The concerns for homelessness in Bangor and in many other parts of Wales was debated in the Senedd recently. Plaid Cymru led a National Assembly debate into the growing crisis of homelessness and rough sleeping in Wales, calling on the Welsh Government for a “root and branch” change of policy and a change of philosophy towards homelessness and rough sleeping.
In recent years, homelessness and rough sleeping has grown drastically due to UK Government welfare changes and a lack of affordable and suitable accommodation. Plaid Cymru has argued for a move towards a housing first policy, which would offer a guarantee of housing to those that need it and ending the system of priority need, which penalises those judged not a priority, particularly young men, and which deters vulnerable people from seeking housing help and support.
Plaid Cymru has also criticised the Welsh Labour Government for its slow movement in dealing with homelessness and the haphazard way in which it has chosen to deal with the problem, rather than a concerted policy agenda.
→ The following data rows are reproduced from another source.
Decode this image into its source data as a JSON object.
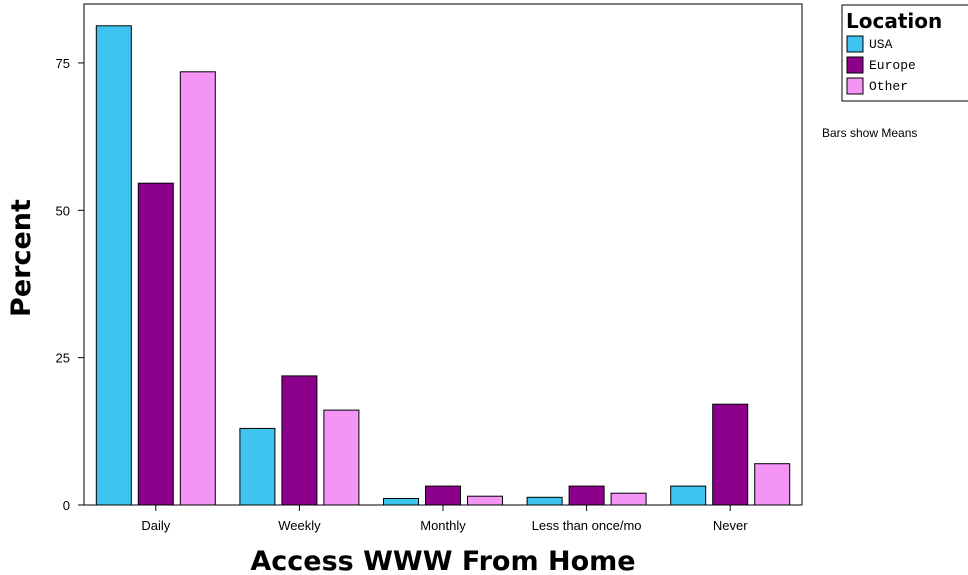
{
  "chart_data": {
    "type": "bar",
    "categories": [
      "Daily",
      "Weekly",
      "Monthly",
      "Less than once/mo",
      "Never"
    ],
    "series": [
      {
        "name": "USA",
        "color": "#3fc4f0",
        "values": [
          81.3,
          13.0,
          1.1,
          1.3,
          3.2
        ]
      },
      {
        "name": "Europe",
        "color": "#8c008c",
        "values": [
          54.6,
          21.9,
          3.2,
          3.2,
          17.1
        ]
      },
      {
        "name": "Other",
        "color": "#f494f4",
        "values": [
          73.5,
          16.1,
          1.5,
          2.0,
          7.0
        ]
      }
    ],
    "xlabel": "Access WWW From Home",
    "ylabel": "Percent",
    "ylim": [
      0,
      85
    ],
    "yticks": [
      0,
      25,
      50,
      75
    ],
    "legend_title": "Location",
    "legend_position": "top-right",
    "note": "Bars show Means",
    "grid": false
  }
}
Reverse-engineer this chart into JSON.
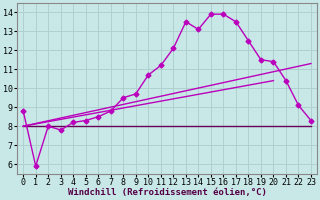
{
  "xlabel": "Windchill (Refroidissement éolien,°C)",
  "bg_color": "#c8e8e8",
  "grid_color": "#b0d0d0",
  "line_color_main": "#bb00bb",
  "line_color_flat": "#660055",
  "xlim": [
    -0.5,
    23.5
  ],
  "ylim": [
    5.5,
    14.5
  ],
  "yticks": [
    6,
    7,
    8,
    9,
    10,
    11,
    12,
    13,
    14
  ],
  "xticks": [
    0,
    1,
    2,
    3,
    4,
    5,
    6,
    7,
    8,
    9,
    10,
    11,
    12,
    13,
    14,
    15,
    16,
    17,
    18,
    19,
    20,
    21,
    22,
    23
  ],
  "series_main": {
    "x": [
      0,
      1,
      2,
      3,
      4,
      5,
      6,
      7,
      8,
      9,
      10,
      11,
      12,
      13,
      14,
      15,
      16,
      17,
      18,
      19,
      20,
      21,
      22,
      23
    ],
    "y": [
      8.8,
      5.9,
      8.0,
      7.8,
      8.2,
      8.3,
      8.5,
      8.8,
      9.5,
      9.7,
      10.7,
      11.2,
      12.1,
      13.5,
      13.1,
      13.9,
      13.9,
      13.5,
      12.5,
      11.5,
      11.4,
      10.4,
      9.1,
      8.3
    ]
  },
  "series_flat": {
    "x": [
      0,
      23
    ],
    "y": [
      8.0,
      8.0
    ]
  },
  "series_rise1": {
    "x": [
      0,
      23
    ],
    "y": [
      8.0,
      11.3
    ]
  },
  "series_rise2": {
    "x": [
      0,
      20
    ],
    "y": [
      8.0,
      10.4
    ]
  },
  "marker": "D",
  "markersize": 2.5,
  "linewidth": 1.0,
  "xlabel_fontsize": 6.5,
  "tick_fontsize": 6
}
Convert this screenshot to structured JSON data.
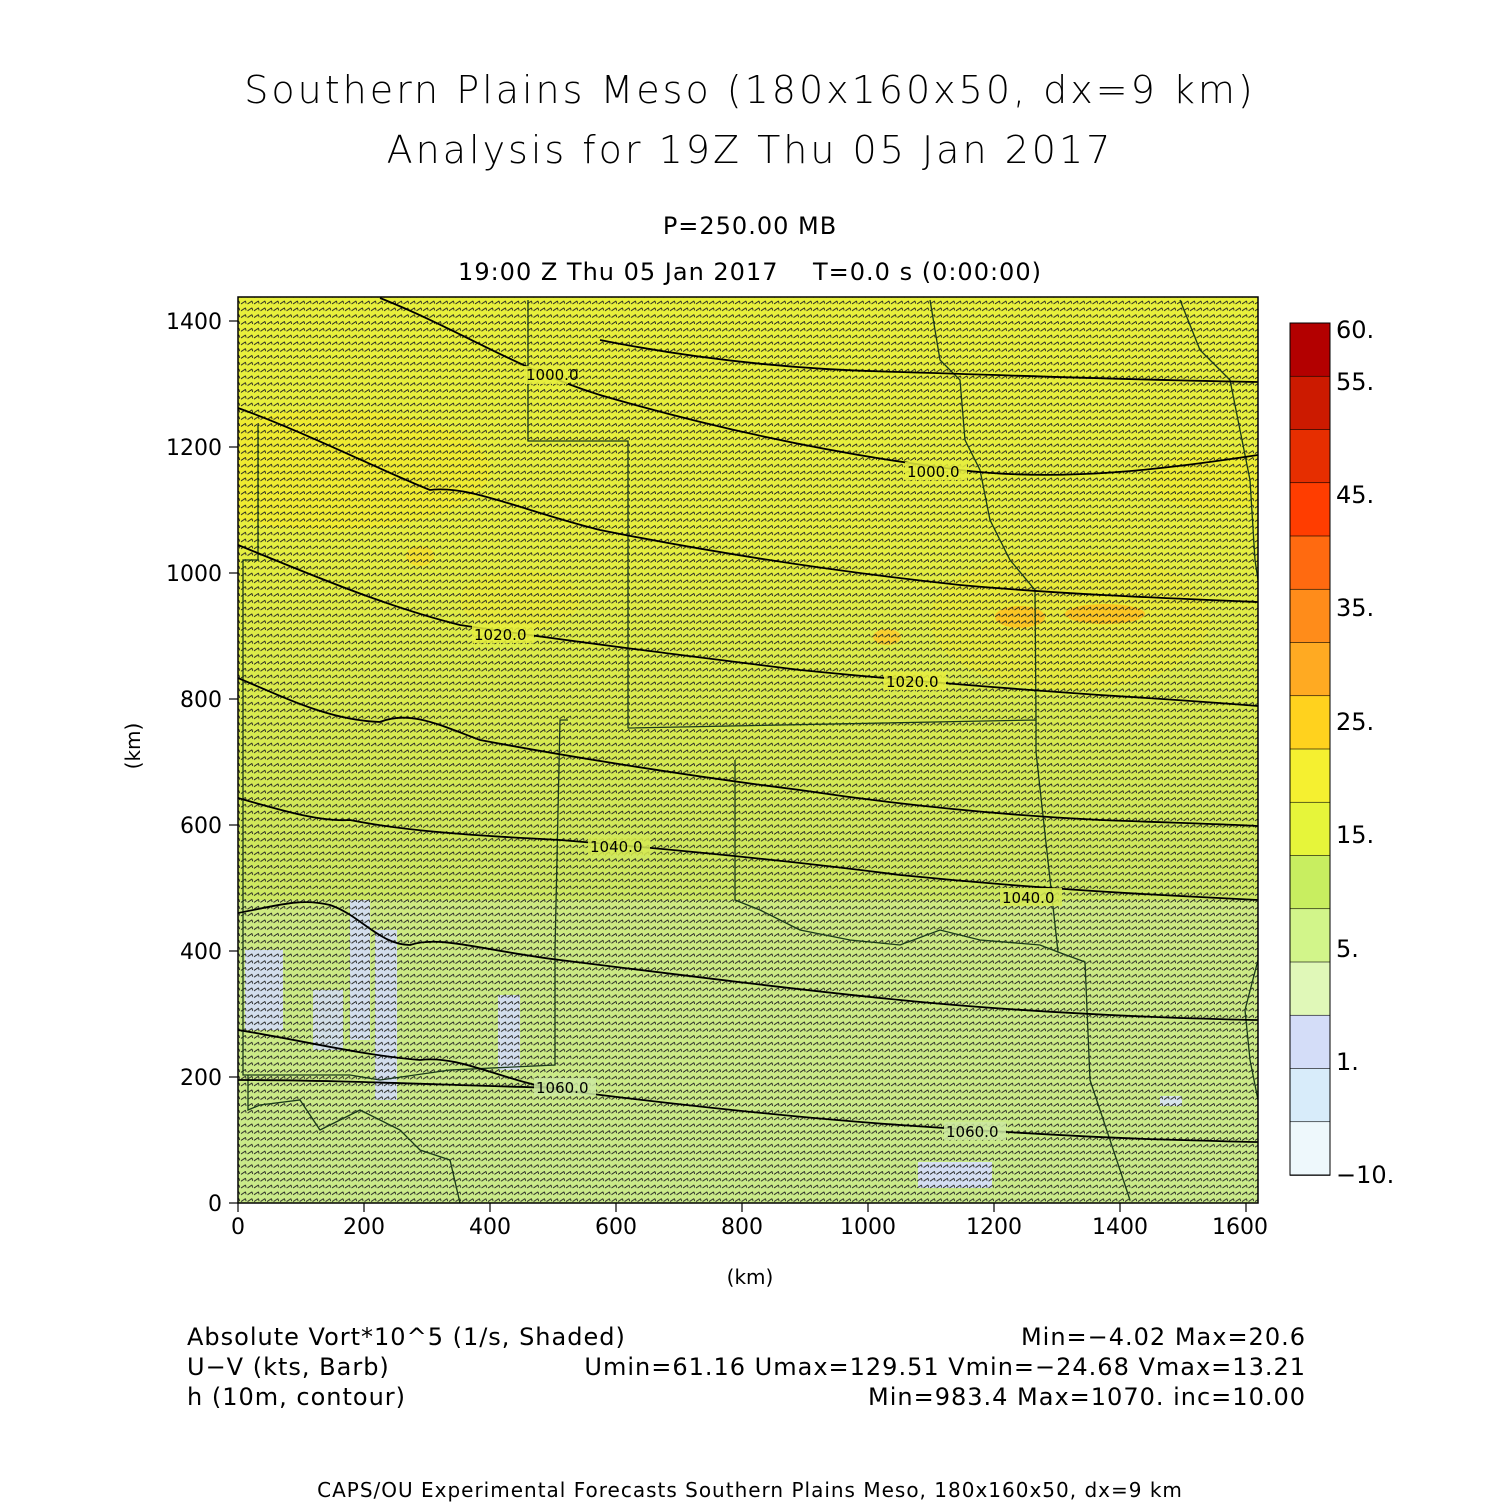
{
  "header": {
    "title_line1": "Southern Plains Meso (180x160x50, dx=9 km)",
    "title_line2": "Analysis for 19Z Thu 05 Jan 2017",
    "level": "P=250.00 MB",
    "time": "19:00 Z Thu 05 Jan 2017    T=0.0 s (0:00:00)"
  },
  "axes": {
    "x_label": "(km)",
    "y_label": "(km)",
    "x_ticks": [
      "0",
      "200",
      "400",
      "600",
      "800",
      "1000",
      "1200",
      "1400",
      "1600"
    ],
    "y_ticks": [
      "0",
      "200",
      "400",
      "600",
      "800",
      "1000",
      "1200",
      "1400"
    ]
  },
  "colorbar": {
    "labels": [
      "60.",
      "55.",
      "45.",
      "35.",
      "25.",
      "15.",
      "5.",
      "1.",
      "−10."
    ],
    "colors": [
      "#b30000",
      "#cc1a00",
      "#e62e00",
      "#ff3d00",
      "#ff6a10",
      "#ff8c1a",
      "#ffaa22",
      "#ffd21e",
      "#f5f030",
      "#e6f53a",
      "#c8ee60",
      "#d2f58a",
      "#e0f8b8",
      "#d4ddf8",
      "#d8ecfa",
      "#eef8fc"
    ]
  },
  "contour_labels": [
    "1000.0",
    "1000.0",
    "1020.0",
    "1020.0",
    "1040.0",
    "1040.0",
    "1060.0",
    "1060.0"
  ],
  "info": {
    "left1": "Absolute Vort*10^5 (1/s, Shaded)",
    "right1": "Min=−4.02 Max=20.6",
    "left2": "U−V (kts, Barb)",
    "right2": "Umin=61.16 Umax=129.51 Vmin=−24.68 Vmax=13.21",
    "left3": "h (10m, contour)",
    "right3": "Min=983.4 Max=1070. inc=10.00"
  },
  "footer": "CAPS/OU Experimental Forecasts  Southern Plains Meso, 180x160x50, dx=9 km"
}
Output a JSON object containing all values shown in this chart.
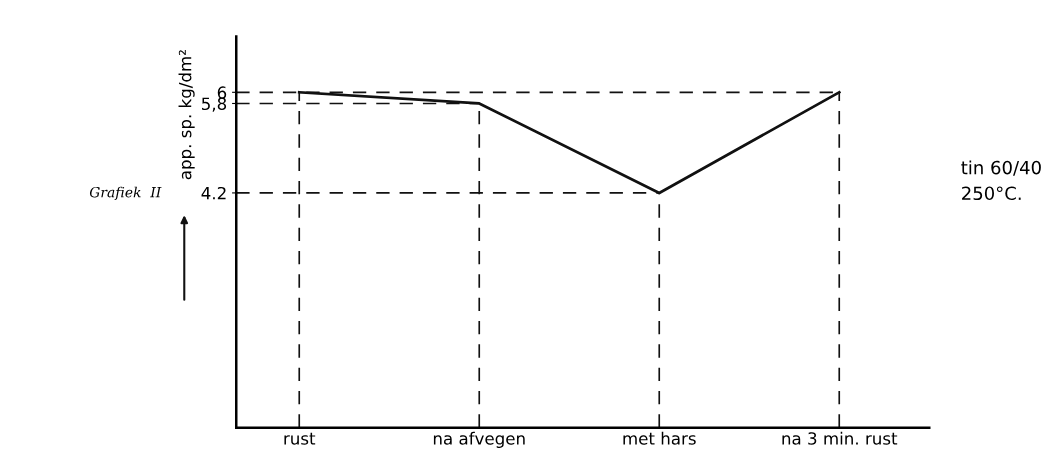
{
  "chart_data": {
    "type": "line",
    "categories": [
      "rust",
      "na afvegen",
      "met hars",
      "na 3 min. rust"
    ],
    "values": [
      6,
      5.8,
      4.2,
      6
    ],
    "color": "#111111",
    "ylim": [
      0,
      7
    ],
    "yticks": [
      {
        "value": 4.2,
        "label": "4.2"
      },
      {
        "value": 5.8,
        "label": "5,8"
      },
      6
    ],
    "ylabel": "app. sp. kg/dm²",
    "ref_lines": [
      {
        "axis": "y",
        "value": 6,
        "line_style": "dashed"
      },
      {
        "axis": "y",
        "value": 5.8,
        "line_style": "dashed"
      },
      {
        "axis": "y",
        "value": 4.2,
        "line_style": "dashed"
      },
      {
        "axis": "x",
        "value": "rust",
        "line_style": "dashed"
      },
      {
        "axis": "x",
        "value": "na afvegen",
        "line_style": "dashed"
      },
      {
        "axis": "x",
        "value": "met hars",
        "line_style": "dashed"
      },
      {
        "axis": "x",
        "value": "na 3 min. rust",
        "line_style": "dashed"
      }
    ],
    "marker": "none",
    "line_style": "solid",
    "annotations": [
      "Grafiek  II",
      "tin 60/40\n250°C."
    ]
  }
}
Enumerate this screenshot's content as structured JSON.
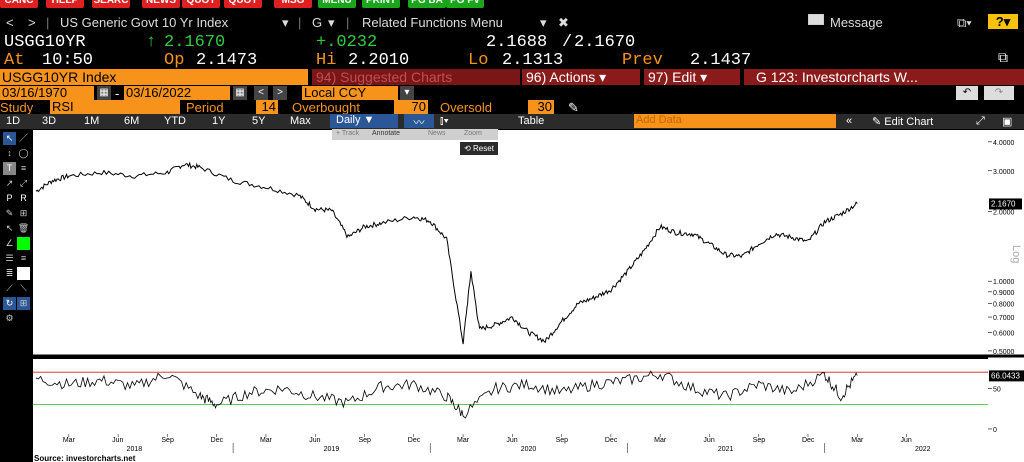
{
  "fkeys": [
    {
      "label": "CANC",
      "color": "red"
    },
    {
      "label": "HELP",
      "color": "red"
    },
    {
      "label": "SEARC",
      "color": "red"
    },
    {
      "label": "NEWS",
      "color": "red"
    },
    {
      "label": "QUOT",
      "color": "red"
    },
    {
      "label": "QUOT",
      "color": "red"
    },
    {
      "label": "MSG",
      "color": "red"
    },
    {
      "label": "MENU",
      "color": "green"
    },
    {
      "label": "PRINT",
      "color": "green"
    },
    {
      "label": "PG BA",
      "color": "green"
    },
    {
      "label": "PG FV",
      "color": "green"
    }
  ],
  "cmdbar": {
    "back": "<",
    "forward": ">",
    "security": "US Generic Govt 10 Yr Index",
    "security_caret": "▾",
    "mode": "G",
    "mode_caret": "▾",
    "related": "Related Functions Menu",
    "message": "Message",
    "help": "?"
  },
  "quote": {
    "ticker": "USGG10YR",
    "arrow": "↑",
    "last": "2.1670",
    "change": "+.0232",
    "bid_ask_left": "2.1688",
    "slash": "/",
    "bid_ask_right": "2.1670",
    "at_label": "At",
    "time": "10:50",
    "op_label": "Op",
    "open": "2.1473",
    "hi_label": "Hi",
    "high": "2.2010",
    "lo_label": "Lo",
    "low": "2.1313",
    "prev_label": "Prev",
    "prev": "2.1437"
  },
  "menu": {
    "ticker_index": "USGG10YR Index",
    "suggested": "94) Suggested Charts",
    "actions": "96) Actions",
    "actions_caret": "▾",
    "edit": "97) Edit",
    "edit_caret": "▾",
    "chart_title": "G 123: Investorcharts W..."
  },
  "range": {
    "start": "03/16/1970",
    "dash": "-",
    "end": "03/16/2022",
    "prev": "<",
    "next": ">",
    "currency": "Local CCY",
    "currency_caret": "▾",
    "undo": "↶",
    "redo": "↷"
  },
  "study": {
    "label": "Study",
    "name": "RSI",
    "period_label": "Period",
    "period": "14",
    "overbought_label": "Overbought",
    "overbought": "70",
    "oversold_label": "Oversold",
    "oversold": "30"
  },
  "periods": {
    "p1d": "1D",
    "p3d": "3D",
    "p1m": "1M",
    "p6m": "6M",
    "pytd": "YTD",
    "p1y": "1Y",
    "p5y": "5Y",
    "pmax": "Max",
    "freq": "Daily",
    "freq_caret": "▼",
    "table": "Table",
    "add_data": "Add Data",
    "collapse": "«",
    "edit_chart": "Edit Chart"
  },
  "popup": {
    "track": "+ Track",
    "annotate": "Annotate",
    "news": "News",
    "zoom": "Zoom",
    "reset": "Reset"
  },
  "chart_data": [
    {
      "type": "line",
      "scale": "log",
      "axis_label": "Log",
      "y_ticks": [
        "4.0000",
        "3.0000",
        "2.0000",
        "1.0000",
        "0.9000",
        "0.8000",
        "0.7000",
        "0.6000",
        "0.5000"
      ],
      "y_tick_values": [
        4,
        3,
        2,
        1,
        0.9,
        0.8,
        0.7,
        0.6,
        0.5
      ],
      "ylim": [
        0.48,
        4.5
      ],
      "last_label": "2.1670",
      "last_value": 2.167,
      "x_months": [
        "Mar",
        "Jun",
        "Sep",
        "Dec",
        "Mar",
        "Jun",
        "Sep",
        "Dec",
        "Mar",
        "Jun",
        "Sep",
        "Dec",
        "Mar",
        "Jun",
        "Sep",
        "Dec",
        "Mar",
        "Jun"
      ],
      "x_years": [
        "2018",
        "2019",
        "2020",
        "2021",
        "2022"
      ],
      "series": [
        {
          "x": [
            "2018-01",
            "2018-02",
            "2018-03",
            "2018-05",
            "2018-07",
            "2018-09",
            "2018-10",
            "2018-11",
            "2019-01",
            "2019-03",
            "2019-05",
            "2019-06",
            "2019-07",
            "2019-08",
            "2019-09",
            "2019-10",
            "2019-12",
            "2020-01",
            "2020-02",
            "2020-03",
            "2020-03",
            "2020-04",
            "2020-05",
            "2020-06",
            "2020-07",
            "2020-08",
            "2020-09",
            "2020-10",
            "2020-11",
            "2020-12",
            "2021-01",
            "2021-02",
            "2021-03",
            "2021-04",
            "2021-05",
            "2021-06",
            "2021-07",
            "2021-08",
            "2021-09",
            "2021-10",
            "2021-11",
            "2021-12",
            "2022-01",
            "2022-02",
            "2022-03"
          ],
          "values": [
            2.45,
            2.72,
            2.85,
            2.95,
            2.85,
            2.95,
            3.2,
            3.1,
            2.72,
            2.55,
            2.35,
            2.05,
            2.02,
            1.55,
            1.72,
            1.78,
            1.9,
            1.82,
            1.52,
            0.54,
            1.1,
            0.62,
            0.65,
            0.7,
            0.6,
            0.55,
            0.67,
            0.8,
            0.85,
            0.92,
            1.1,
            1.35,
            1.72,
            1.62,
            1.6,
            1.45,
            1.3,
            1.28,
            1.45,
            1.6,
            1.55,
            1.48,
            1.8,
            1.95,
            2.167
          ]
        }
      ]
    },
    {
      "type": "line",
      "study": "RSI",
      "y_ticks": [
        "50",
        "0"
      ],
      "y_tick_values": [
        50,
        0
      ],
      "ylim": [
        -5,
        85
      ],
      "overbought": 70,
      "oversold": 30,
      "last_label": "66.0433",
      "last_value": 66.0433,
      "series": [
        {
          "x": [
            "2018-01",
            "2018-03",
            "2018-05",
            "2018-07",
            "2018-09",
            "2018-11",
            "2018-12",
            "2019-02",
            "2019-04",
            "2019-06",
            "2019-08",
            "2019-10",
            "2019-12",
            "2020-02",
            "2020-03",
            "2020-05",
            "2020-07",
            "2020-09",
            "2020-11",
            "2021-01",
            "2021-03",
            "2021-05",
            "2021-07",
            "2021-09",
            "2021-11",
            "2022-01",
            "2022-02",
            "2022-03"
          ],
          "values": [
            62,
            55,
            60,
            52,
            68,
            40,
            30,
            45,
            50,
            40,
            32,
            52,
            55,
            40,
            18,
            50,
            55,
            45,
            55,
            60,
            68,
            50,
            40,
            55,
            45,
            68,
            40,
            66
          ]
        }
      ]
    }
  ],
  "source": "Source: investorcharts.net"
}
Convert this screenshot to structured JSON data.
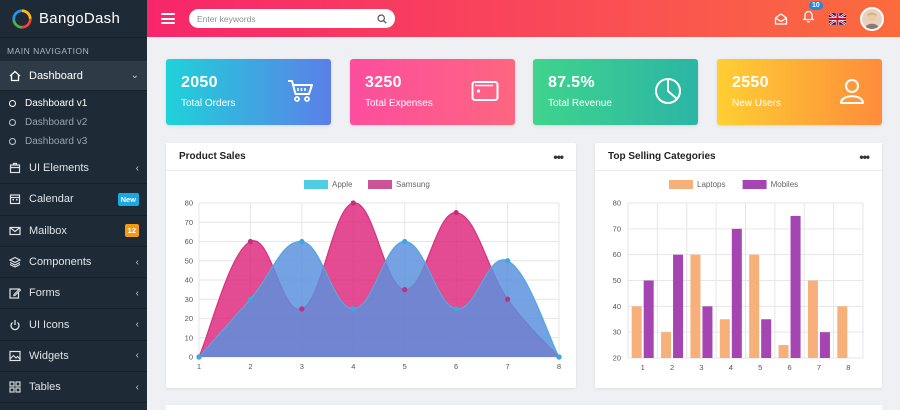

Siân Gwenllian added: “I was recently saddened to hear reports of plans by Windsor council to clear the streets of homeless people before the royal wedding. Rough sleepers are people too and we should stop treating them as being somehow ‘other’ and as being deserving of their circumstances. Homelessness can happen more easily than one would imagine and we should be empathic towards people in this situation. We should also make it an underlying principle that nobody should be without a roof over the heads.”